Siamo sicuri che Dio è cattivo?

Posted by on 27 settembre 2006

Dio è cattivo.
Questo mi verrebbe naturalmente da pensare alla luce del fatto che molti suoi discepoli in politica e l’istituzione ecclesiastica stessa, in nome suo, si scagliano con vigore contro l’eutanasia.
Se rispettare la sua volontà equivale a lasciar soccombere e vegetare tra indicibili sofferenze malati terminali irrecuperabili, allora potrei affermare che Dio non è clemente, ma sadico. E se fossi cattolico, difficilmente cadrei in questo paradosso.

Il noto paradosso teologico

“Assumendo l’esistenza del male in senso cristiano, o Dio non è onnipresente (altrimenti il male sarebbe una sua parte), o Dio non è onnipotente (in quanto il male esiste), o Dio non è infinitamente buono (poiché il male sarebbe una creazione di Dio)”

solitamente viene confutato sostenendo che il male è il risultato delle azioni delle creature di Dio, non è “creato da Dio”, ma prodotto e vissuto da esseri dotati di libero arbitrio.
Si afferma cioè il principio del libero arbitrio come deroga all’onnipotenza divina.

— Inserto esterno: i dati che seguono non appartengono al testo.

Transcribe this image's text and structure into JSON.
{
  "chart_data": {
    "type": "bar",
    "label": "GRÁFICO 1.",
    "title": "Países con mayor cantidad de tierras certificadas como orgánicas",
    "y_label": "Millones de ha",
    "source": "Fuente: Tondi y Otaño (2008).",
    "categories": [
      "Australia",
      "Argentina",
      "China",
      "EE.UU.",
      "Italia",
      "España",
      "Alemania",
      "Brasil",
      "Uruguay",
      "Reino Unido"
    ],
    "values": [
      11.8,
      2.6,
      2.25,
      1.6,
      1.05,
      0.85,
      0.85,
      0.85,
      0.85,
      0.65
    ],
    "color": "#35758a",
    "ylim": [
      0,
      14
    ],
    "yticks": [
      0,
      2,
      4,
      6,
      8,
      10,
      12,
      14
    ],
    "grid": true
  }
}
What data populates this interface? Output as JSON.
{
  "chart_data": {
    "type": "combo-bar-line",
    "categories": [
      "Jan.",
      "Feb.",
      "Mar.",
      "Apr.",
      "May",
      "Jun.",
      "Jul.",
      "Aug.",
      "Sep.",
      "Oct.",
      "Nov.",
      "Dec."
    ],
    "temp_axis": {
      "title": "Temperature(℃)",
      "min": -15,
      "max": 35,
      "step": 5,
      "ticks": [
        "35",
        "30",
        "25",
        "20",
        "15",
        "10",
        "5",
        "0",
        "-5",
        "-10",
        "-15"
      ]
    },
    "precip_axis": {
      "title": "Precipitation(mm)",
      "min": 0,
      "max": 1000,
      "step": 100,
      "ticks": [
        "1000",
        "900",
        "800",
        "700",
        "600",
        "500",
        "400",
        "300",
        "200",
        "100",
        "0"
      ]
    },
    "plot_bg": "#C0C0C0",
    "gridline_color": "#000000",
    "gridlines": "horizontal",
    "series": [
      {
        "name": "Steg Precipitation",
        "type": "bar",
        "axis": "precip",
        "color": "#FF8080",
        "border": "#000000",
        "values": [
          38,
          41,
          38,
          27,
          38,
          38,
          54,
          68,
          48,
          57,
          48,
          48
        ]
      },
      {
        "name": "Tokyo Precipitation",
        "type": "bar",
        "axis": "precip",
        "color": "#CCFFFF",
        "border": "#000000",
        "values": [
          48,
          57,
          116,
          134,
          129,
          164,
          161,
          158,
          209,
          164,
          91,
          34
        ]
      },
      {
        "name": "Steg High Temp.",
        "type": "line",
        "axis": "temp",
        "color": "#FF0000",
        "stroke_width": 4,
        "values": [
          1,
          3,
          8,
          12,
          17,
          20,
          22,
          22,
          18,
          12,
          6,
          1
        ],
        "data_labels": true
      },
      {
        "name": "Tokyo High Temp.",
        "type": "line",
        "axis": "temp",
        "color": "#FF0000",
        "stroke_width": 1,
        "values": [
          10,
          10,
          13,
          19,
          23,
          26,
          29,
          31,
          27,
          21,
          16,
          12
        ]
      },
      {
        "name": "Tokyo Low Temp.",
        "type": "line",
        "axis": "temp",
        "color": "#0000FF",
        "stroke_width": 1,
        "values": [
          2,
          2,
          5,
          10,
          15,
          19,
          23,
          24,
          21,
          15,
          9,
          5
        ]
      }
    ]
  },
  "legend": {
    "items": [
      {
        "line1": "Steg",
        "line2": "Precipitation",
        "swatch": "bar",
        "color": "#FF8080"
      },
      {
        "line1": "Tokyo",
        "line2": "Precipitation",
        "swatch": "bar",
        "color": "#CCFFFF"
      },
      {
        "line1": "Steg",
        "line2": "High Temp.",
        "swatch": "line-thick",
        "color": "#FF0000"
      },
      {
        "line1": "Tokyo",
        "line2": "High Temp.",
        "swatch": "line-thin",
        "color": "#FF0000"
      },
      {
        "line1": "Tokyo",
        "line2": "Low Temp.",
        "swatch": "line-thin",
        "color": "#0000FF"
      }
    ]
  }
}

Ma allora, se il divino non può mettere becco sulle libere azioni arbitrarie dell’uomo, che valga fino in fondo! Sia lasciata all’individuo consapevole la scelta ultima sulla propria esistenza. Poi possiamo discutere sul termine “consapevolezza”, questo va bene, ci mancherebbe, ma si rispetti la suprema libertà individuale di scegliere, in piena coscienza, se esistere senza vivere, o non esistere.

Il tema è complesso così come lo è il secolare dibattito sulla società liberale e sul ruolo che lo Stato può/deve assumere nei confronti della sfera individuale. Non è questo il luogo dove approfondire.
Resta il fatto che Rotondi, Alemanno, Marini, vescovi, cardinali e chierici vari che oggi tanto si battono per impedire o insabbiare un dibattito richiesto da più parti potranno scegliere in assolutà libertà, in linea col proprio credo religioso e con le leggi attuali, di non intervenire per lenire le sofferenze proprie o dei propri cari qualora si trovassero a confrontarsi con un male incurabile terminale.
Se pensano che la vita appartiene a Dio, sono liberi di crederlo e di comportarsi di conseguenza.
Ma con quale diritto possono imporre le proprie credenze intimamente personali anche agli altri, laici, agnostici, buddisti, satanisti che siano?